The packing up of their own household impedimenta complete, there came a few days of leisure—the first breathing spell that either MacFarlane or Jack, or Ruth, too, for that matter, had had for weeks. MacFarlane, in view of the coming winter—a long and arduous one, took advantage of the interim and went south, to his club, for a few days' shooting—a rare luxury for him of late years. Jack made up his mind to devote every one of his spare hours to getting better acquainted with Ruth, and that young woman, not wishing to be considered either neglectful or selfish, determined to sacrifice every hour of the day and as much of the night as was proper and possible to getting better acquainted with Jack; and the two had a royal time in the doing.

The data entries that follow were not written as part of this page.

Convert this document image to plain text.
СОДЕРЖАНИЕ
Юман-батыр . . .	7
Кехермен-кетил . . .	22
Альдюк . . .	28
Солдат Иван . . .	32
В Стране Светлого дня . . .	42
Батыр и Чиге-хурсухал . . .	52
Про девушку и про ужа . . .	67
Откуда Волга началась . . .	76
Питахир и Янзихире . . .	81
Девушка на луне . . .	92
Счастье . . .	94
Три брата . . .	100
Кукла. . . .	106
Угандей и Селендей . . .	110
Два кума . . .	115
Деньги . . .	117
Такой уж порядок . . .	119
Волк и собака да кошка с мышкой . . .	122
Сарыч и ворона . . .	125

Jack, too, had another feeling about it all. It seemed to him that he had a debt of gratitude—the rasping word had long since lost its edge—to discharge; and that he owed her every leisure hour he could steal from his work. He had spent days and nights in the service of his friends, and had, besides, laid the burden of their anxieties upon her. He would pay her in return twice as many days of gladness to make up for the pain she had so cheerfully borne. What could he do to thank her?—how discharge the obligation? Every hour he would tell her, and in different ways—by his tenderness, by his obedience to her slightest wish, anticipating her every want—how much he appreciated her unselfishness, and how much better, if that were possible, he loved her for her sacrifice. Nor was there, when the day came, any limit to his devotion or to her enjoyment. There were rides over the hills in the soft September mornings—Indian summer in its most dreamy and summery state; there were theatre parties of two and no more; when they sat in the third row in the balcony, where it was cheaper, and where, too, they wouldn't have to speak to anybody else. There were teas in Washington Square, where nobody but themselves and their hostess were present, as well as other unexpected outings, in which all the rest of the world was forgotten.